10. We are not impressed with the argument advanced on behalf of the appellants that the occurrence did not take place at about sun-set time or that the First Information Report was ante-timed merely because the Illaka Magistrate received the said report late by a few hours. It is difficult to accept the suggestion in this case that the appellants were falsely implicated and some unknown two persons had committed the murder of so many family members of Teja Singh. The evidence of the two stamped witnesses, Darsho and Anup Singh, is so truthful that absolutely there cannot be any doubt the commission of the ghastly crime by the appellant in the murder of three of the five persons. Regarding the other two, a definite finding may not be possible to be recorded for lack of legal evidence.

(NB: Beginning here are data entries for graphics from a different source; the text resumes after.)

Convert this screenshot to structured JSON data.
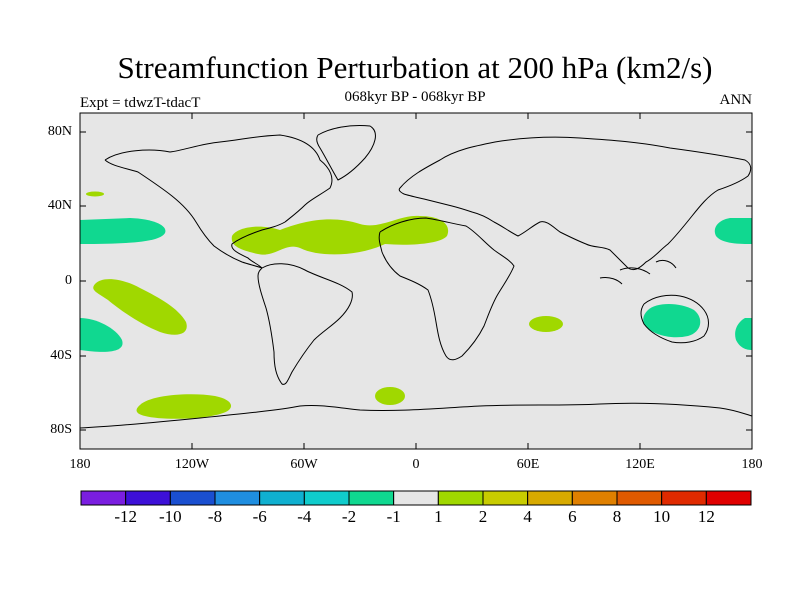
{
  "title": "Streamfunction Perturbation at 200 hPa (km2/s)",
  "subtitle": "068kyr BP - 068kyr BP",
  "left_label": "Expt = tdwzT-tdacT",
  "right_label": "ANN",
  "lat_ticks": [
    "80N",
    "40N",
    "0",
    "40S",
    "80S"
  ],
  "lon_ticks": [
    "180",
    "120W",
    "60W",
    "0",
    "60E",
    "120E",
    "180"
  ],
  "colorbar": {
    "colors": [
      "#7a1ee0",
      "#3d10d8",
      "#1a4fd0",
      "#1f8ee0",
      "#10b0d0",
      "#10cccc",
      "#10d890",
      "#e6e6e6",
      "#a0d800",
      "#c8cc00",
      "#d8aa00",
      "#e08000",
      "#e05a00",
      "#e02a00",
      "#e00000"
    ],
    "labels": [
      "-12",
      "-10",
      "-8",
      "-6",
      "-4",
      "-2",
      "-1",
      "1",
      "2",
      "4",
      "6",
      "8",
      "10",
      "12"
    ]
  },
  "map": {
    "background_color": "#e6e6e6",
    "positive_color": "#a0d800",
    "negative_color": "#10d890"
  }
}
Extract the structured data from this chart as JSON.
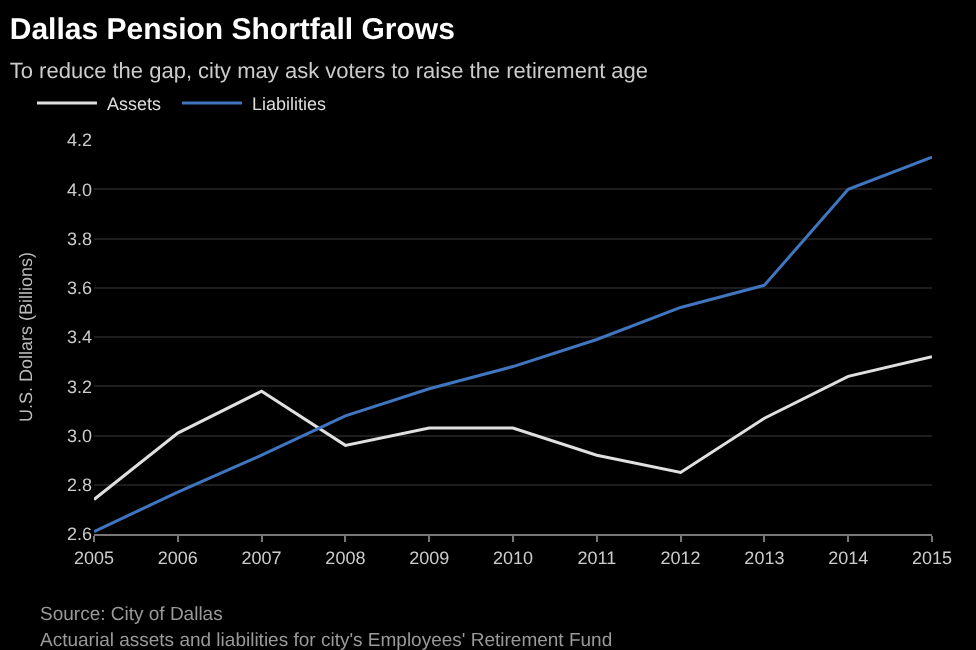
{
  "chart_data": {
    "type": "line",
    "title": "Dallas Pension Shortfall Grows",
    "subtitle": "To reduce the gap, city may ask voters to raise the retirement age",
    "ylabel": "U.S. Dollars (Billions)",
    "x": [
      2005,
      2006,
      2007,
      2008,
      2009,
      2010,
      2011,
      2012,
      2013,
      2014,
      2015
    ],
    "series": [
      {
        "name": "Assets",
        "color": "#e0e0e0",
        "values": [
          2.74,
          3.01,
          3.18,
          2.96,
          3.03,
          3.03,
          2.92,
          2.85,
          3.07,
          3.24,
          3.32
        ]
      },
      {
        "name": "Liabilities",
        "color": "#3f76bf",
        "values": [
          2.61,
          2.77,
          2.92,
          3.08,
          3.19,
          3.28,
          3.39,
          3.52,
          3.61,
          4.0,
          4.13
        ]
      }
    ],
    "xlim": [
      2005,
      2015
    ],
    "xticks": [
      2005,
      2006,
      2007,
      2008,
      2009,
      2010,
      2011,
      2012,
      2013,
      2014,
      2015
    ],
    "ylim": [
      2.6,
      4.2
    ],
    "yticks": [
      2.6,
      2.8,
      {
        "value": 3,
        "label": "3.0"
      },
      3.2,
      3.4,
      3.6,
      3.8,
      {
        "value": 4,
        "label": "4.0"
      },
      4.2
    ],
    "grid": "y",
    "legend": "top left",
    "marker": "none",
    "line_style": "solid",
    "annotations": [
      "Source: City of Dallas",
      "Actuarial assets and liabilities for city's Employees' Retirement Fund"
    ]
  }
}
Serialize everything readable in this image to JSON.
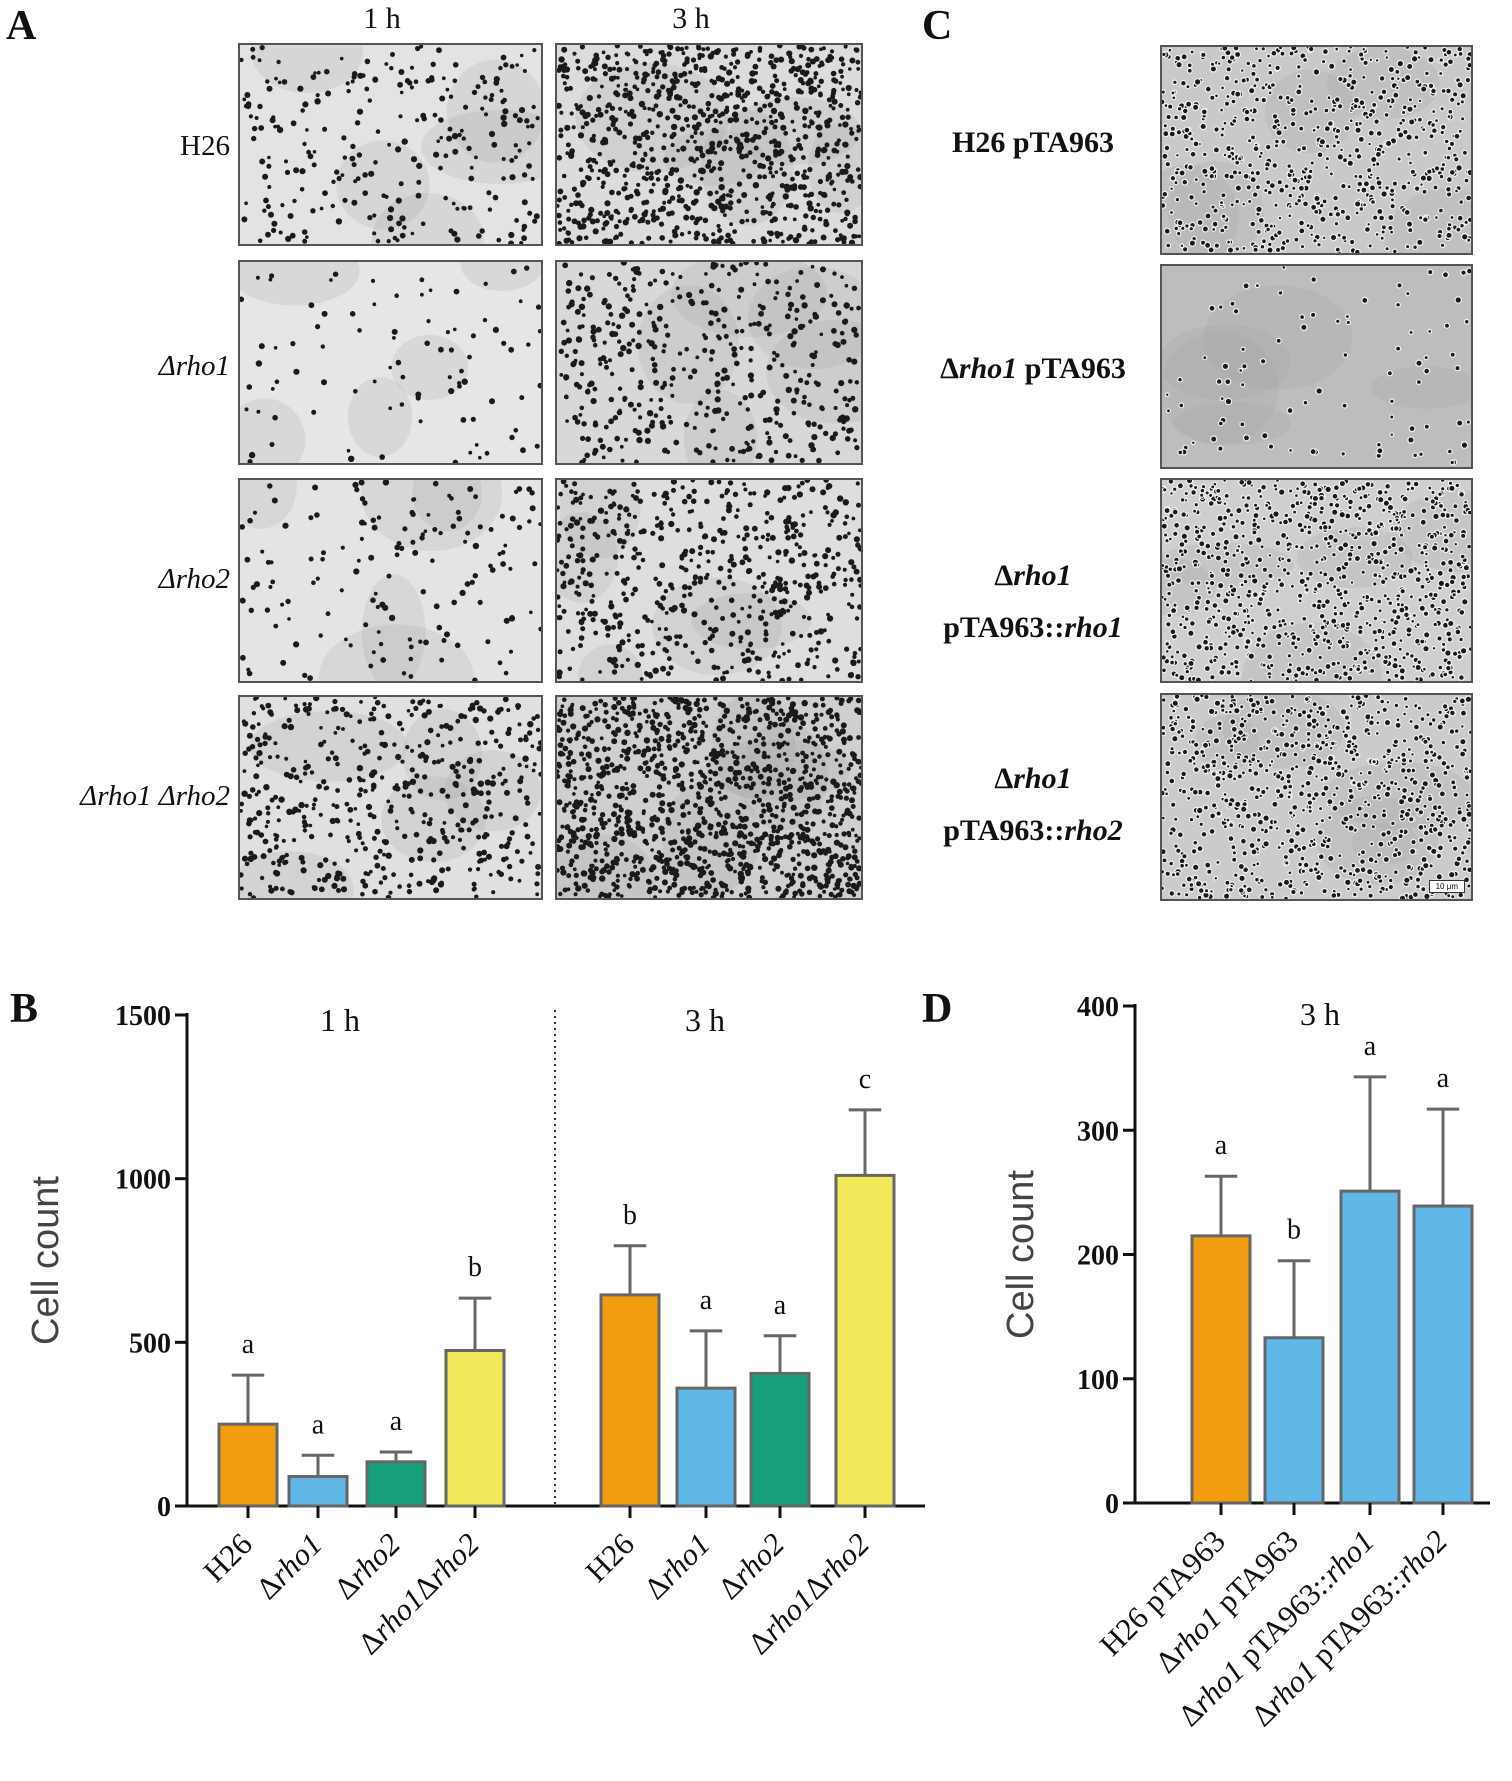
{
  "panel_letters": {
    "A": "A",
    "B": "B",
    "C": "C",
    "D": "D"
  },
  "panel_a": {
    "time_headers": [
      "1 h",
      "3 h"
    ],
    "rows": [
      {
        "label": "H26",
        "italic": false
      },
      {
        "label": "Δrho1",
        "italic": true
      },
      {
        "label": "Δrho2",
        "italic": true
      },
      {
        "label": "Δrho1 Δrho2",
        "italic": true
      }
    ],
    "cell_density": [
      [
        260,
        900
      ],
      [
        90,
        430
      ],
      [
        150,
        560
      ],
      [
        480,
        1200
      ]
    ],
    "bg_colors": [
      [
        "#e3e3e3",
        "#dcdcdc"
      ],
      [
        "#e6e6e6",
        "#d8d8d8"
      ],
      [
        "#e4e4e4",
        "#dedede"
      ],
      [
        "#e0e0e0",
        "#cfcfcf"
      ]
    ]
  },
  "panel_c": {
    "rows": [
      {
        "line1": "H26 pTA963",
        "line2": ""
      },
      {
        "line1": "Δrho1 pTA963",
        "line2": ""
      },
      {
        "line1": "Δrho1",
        "line2": "pTA963::rho1"
      },
      {
        "line1": "Δrho1",
        "line2": "pTA963::rho2"
      }
    ],
    "cell_density": [
      700,
      90,
      900,
      850
    ],
    "bg_colors": [
      "#c9c9c9",
      "#bdbdbd",
      "#cfcfcf",
      "#cbcbcb"
    ],
    "scale_bar": "10 μm"
  },
  "chart_data": [
    {
      "type": "bar",
      "panel": "B",
      "ylabel": "Cell count",
      "ylim": [
        0,
        1500
      ],
      "yticks": [
        0,
        500,
        1000,
        1500
      ],
      "groups": [
        {
          "title": "1 h",
          "categories": [
            "H26",
            "Δrho1",
            "Δrho2",
            "Δrho1Δrho2"
          ],
          "values": [
            250,
            90,
            135,
            475
          ],
          "errors": [
            150,
            65,
            30,
            160
          ],
          "letters": [
            "a",
            "a",
            "a",
            "b"
          ],
          "colors": [
            "#f29c0f",
            "#5fb8e8",
            "#17a07a",
            "#f2e85c"
          ]
        },
        {
          "title": "3 h",
          "categories": [
            "H26",
            "Δrho1",
            "Δrho2",
            "Δrho1Δrho2"
          ],
          "values": [
            645,
            360,
            405,
            1010
          ],
          "errors": [
            150,
            175,
            115,
            200
          ],
          "letters": [
            "b",
            "a",
            "a",
            "c"
          ],
          "colors": [
            "#f29c0f",
            "#5fb8e8",
            "#17a07a",
            "#f2e85c"
          ]
        }
      ]
    },
    {
      "type": "bar",
      "panel": "D",
      "title": "3 h",
      "ylabel": "Cell count",
      "ylim": [
        0,
        400
      ],
      "yticks": [
        0,
        100,
        200,
        300,
        400
      ],
      "categories": [
        "H26 pTA963",
        "Δrho1 pTA963",
        "Δrho1 pTA963::rho1",
        "Δrho1 pTA963::rho2"
      ],
      "values": [
        215,
        133,
        251,
        239
      ],
      "errors": [
        48,
        62,
        92,
        78
      ],
      "letters": [
        "a",
        "b",
        "a",
        "a"
      ],
      "colors": [
        "#f29c0f",
        "#5fb8e8",
        "#5fb8e8",
        "#5fb8e8"
      ]
    }
  ]
}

11. For the reasons stated above, we maintain the conviction of all the three appellants under Section 302 read with Section 34 of the Penal Code for the murder of Teja Singh, Sucha Singh and Pal Kaur. We also maintain their other convictions. The Trial Court gave an opportunity to the appellants of hearing arguments on the question of sentence. That was a sufficient compliance with the law. Argument on the question of sentence was also advanced in the High Court. There is no infirmity on that account at all. Special reasons have been given by both the courts for imposing the extreme penalty of death on each of three appellants. While generally agreeing with those reasons we feel persuaded to take a somewhat lenient view in the case of Balvinder Singh. We could not find with certainty for lack of legal evidence that he along with the other two appellants was responsible for causing the death of Jetha Singh and Ram Singh. Dalip Singh and Kundan Singh are nephews of Teja Singh and they had demanded a share in the sum of ` 3,000/- received by Jetha Singh on execution of the mortgage. Balvinder Singh was a young man in his twenties at the time of the occurrence. He is a grand-nephew of Teja Singh. We, therefore, feel that in his ends of justice would be met by sentencing him to life imprisonment instead of the imposition of the extreme penalty of death. We further do not feel persuaded to uphold the imposition of fine of ` 2,000/- on any of the appellants because after imposing a sentence of death it was not necessary on the facts of this case to impose any sentence of fine on any of them.

12. In the result we uphold the conviction of all the appellants under the various counts to the extent and in the manner indicated above. We uphold the sentence of death awarded to appellants Dalip Singh and Kundan Singh but set aside the imposition of fine of ` 2,000/- on each of them. We commute the sentence of death imposed upon Balvinder Singh and instead sentence him to undergo imprisonment for life. Sentence of fine of ` 2,000/- imposed upon him is also knocked down. The appeals are dismissed subject to the modification in the sentence as made above.